Not a fan of Bruce or Sunil, but the reality is that they have very little impact on player development where the US is falling short. Under Klinsmann, they started requiring the most basic coaching license F-license, it's a few hours online. Our players lack technical proficiency and that is cemented at around age 14. The Development academies don't allow their players to play high school, another good step the federation took. But everyone went up in arms. Lots of people argued that that's a better way forward (allowing high school play) in this very thread. I've said it before—at the age our players enter high school, their counterparts enter a professional environment. High school is basically lots of games and that's not where players get better. Plus, the training is focused on preparing for games, not improving the individual players. Then the "best" move to college where they have a 4-month season and contact with coaches. At the time they need to be getting more and better training—they get worse and less training. Few believe it, but many of our top kids have the technical ability to match up with counterparts in europe and S. America, but as I mentioned above their soccer education hits a wall.
About 8 years ago, there was a U10 team from California that went to Barca and beat Barca's academy team. One player, the slight Jewish kid (Ben Lederman) and not the many hispanics on the team was signed into their academy—eventually being given the #10 shirt. That's a huge deal. And he's from an affluent family. He is a special player but not the only one in America. His teammates are now with LA Galaxy academy and I believe they beat Man City's academy a few years ago.
Sunil, Bruce, or Klinsmann have nothing to do with Ben Lederman and his teammates. Their coaches are Argentine (ex-pros) who do not adhere to USSF models of development. Klinsmann made an impact because USSF licensing is now way more rigorous in the past (although far from perfect). Sunil and Co. probably had a hand in the DAs which is a step in the right direction.
The sad truth is that Sunil is not power hungry but, in fact, powerless. If tomorrow, he said all youth teams had to play a 4-3-3 (or age appropriate variant) and play possession soccer and train fundamentals till age 14 and stop keeping score—No one would listen, or more accurately he has no way of enforcing it to the youth system.
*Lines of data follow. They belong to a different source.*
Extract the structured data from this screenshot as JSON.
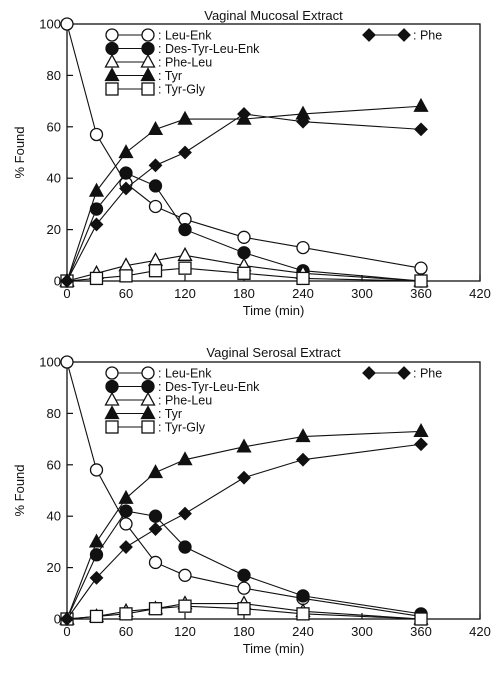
{
  "chart_data": [
    {
      "type": "line",
      "title": "Vaginal Mucosal Extract",
      "xlabel": "Time (min)",
      "ylabel": "% Found",
      "xlim": [
        0,
        420
      ],
      "ylim": [
        0,
        100
      ],
      "xticks": [
        0,
        60,
        120,
        180,
        240,
        300,
        360,
        420
      ],
      "yticks": [
        0,
        20,
        40,
        60,
        80,
        100
      ],
      "grid": false,
      "legend": "top",
      "series": [
        {
          "name": "Leu-Enk",
          "marker": "open-circle",
          "x": [
            0,
            30,
            60,
            90,
            120,
            180,
            240,
            360
          ],
          "y": [
            100,
            57,
            38,
            29,
            24,
            17,
            13,
            5
          ]
        },
        {
          "name": "Des-Tyr-Leu-Enk",
          "marker": "filled-circle",
          "x": [
            0,
            30,
            60,
            90,
            120,
            180,
            240,
            360
          ],
          "y": [
            0,
            28,
            42,
            37,
            20,
            11,
            4,
            0
          ]
        },
        {
          "name": "Phe-Leu",
          "marker": "open-triangle",
          "x": [
            0,
            30,
            60,
            90,
            120,
            180,
            240,
            360
          ],
          "y": [
            0,
            3,
            6,
            8,
            10,
            6,
            3,
            0
          ]
        },
        {
          "name": "Tyr",
          "marker": "filled-triangle",
          "x": [
            0,
            30,
            60,
            90,
            120,
            180,
            240,
            360
          ],
          "y": [
            0,
            35,
            50,
            59,
            63,
            63,
            65,
            68
          ]
        },
        {
          "name": "Tyr-Gly",
          "marker": "open-square",
          "x": [
            0,
            30,
            60,
            90,
            120,
            180,
            240,
            360
          ],
          "y": [
            0,
            1,
            2,
            4,
            5,
            3,
            1,
            0
          ]
        },
        {
          "name": "Phe",
          "marker": "filled-diamond",
          "x": [
            0,
            30,
            60,
            90,
            120,
            180,
            240,
            360
          ],
          "y": [
            0,
            22,
            36,
            45,
            50,
            65,
            62,
            59
          ]
        }
      ]
    },
    {
      "type": "line",
      "title": "Vaginal Serosal Extract",
      "xlabel": "Time (min)",
      "ylabel": "% Found",
      "xlim": [
        0,
        420
      ],
      "ylim": [
        0,
        100
      ],
      "xticks": [
        0,
        60,
        120,
        180,
        240,
        300,
        360,
        420
      ],
      "yticks": [
        0,
        20,
        40,
        60,
        80,
        100
      ],
      "grid": false,
      "legend": "top",
      "series": [
        {
          "name": "Leu-Enk",
          "marker": "open-circle",
          "x": [
            0,
            30,
            60,
            90,
            120,
            180,
            240,
            360
          ],
          "y": [
            100,
            58,
            37,
            22,
            17,
            12,
            8,
            1
          ]
        },
        {
          "name": "Des-Tyr-Leu-Enk",
          "marker": "filled-circle",
          "x": [
            0,
            30,
            60,
            90,
            120,
            180,
            240,
            360
          ],
          "y": [
            0,
            25,
            42,
            40,
            28,
            17,
            9,
            2
          ]
        },
        {
          "name": "Phe-Leu",
          "marker": "open-triangle",
          "x": [
            0,
            30,
            60,
            90,
            120,
            180,
            240,
            360
          ],
          "y": [
            0,
            1,
            3,
            4,
            6,
            6,
            3,
            0
          ]
        },
        {
          "name": "Tyr",
          "marker": "filled-triangle",
          "x": [
            0,
            30,
            60,
            90,
            120,
            180,
            240,
            360
          ],
          "y": [
            0,
            30,
            47,
            57,
            62,
            67,
            71,
            73
          ]
        },
        {
          "name": "Tyr-Gly",
          "marker": "open-square",
          "x": [
            0,
            30,
            60,
            90,
            120,
            180,
            240,
            360
          ],
          "y": [
            0,
            1,
            2,
            4,
            5,
            4,
            2,
            0
          ]
        },
        {
          "name": "Phe",
          "marker": "filled-diamond",
          "x": [
            0,
            30,
            60,
            90,
            120,
            180,
            240,
            360
          ],
          "y": [
            0,
            16,
            28,
            35,
            41,
            55,
            62,
            68
          ]
        }
      ]
    }
  ]
}
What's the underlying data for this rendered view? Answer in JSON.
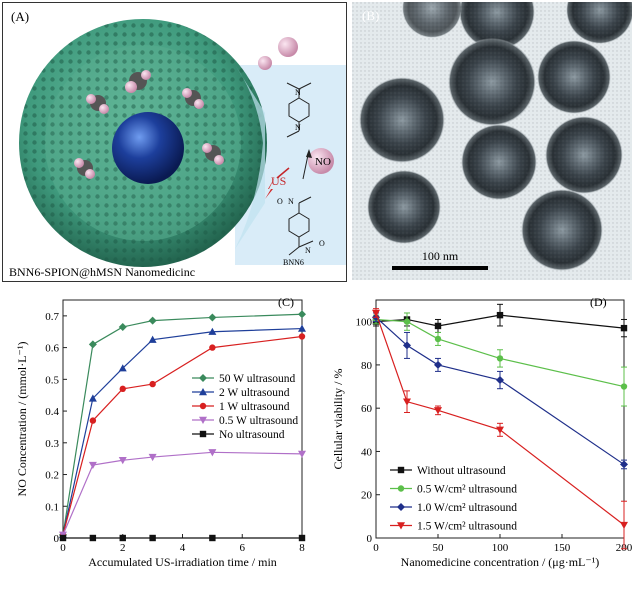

Look at Iceland: 330,000 people and they found 25 that can play. We have that many registered players in DC/MD/VA. Talking players only, not inhabitants. Iceland doesn't have an inner city population or Latino population that they use as an excuse for not being better. They took what they had and developed it. It's been true for the Netherlands and you could find 25 players from Rosario, Argentina alone that could crush the USMNT.
The leadership is problematic, the structure of the federation is problematic but they're really not the reason. No national team coach is the reason (senior or U-XX), they have the players for about 2 months a year. "Soft reasons" like culture or unfound inner city/latino are merely excuses. It's about developing better players from the get go. Start with more, accessible, inexpensive, good coaching education. Then de-emphasize the winning at the young ages and bull**** tournaments. But it's hypocritical at times, lots of parents are probably chirping on online message boards about not having better players, but they're the same ones that yank their kids to a new team if the team isn't winning.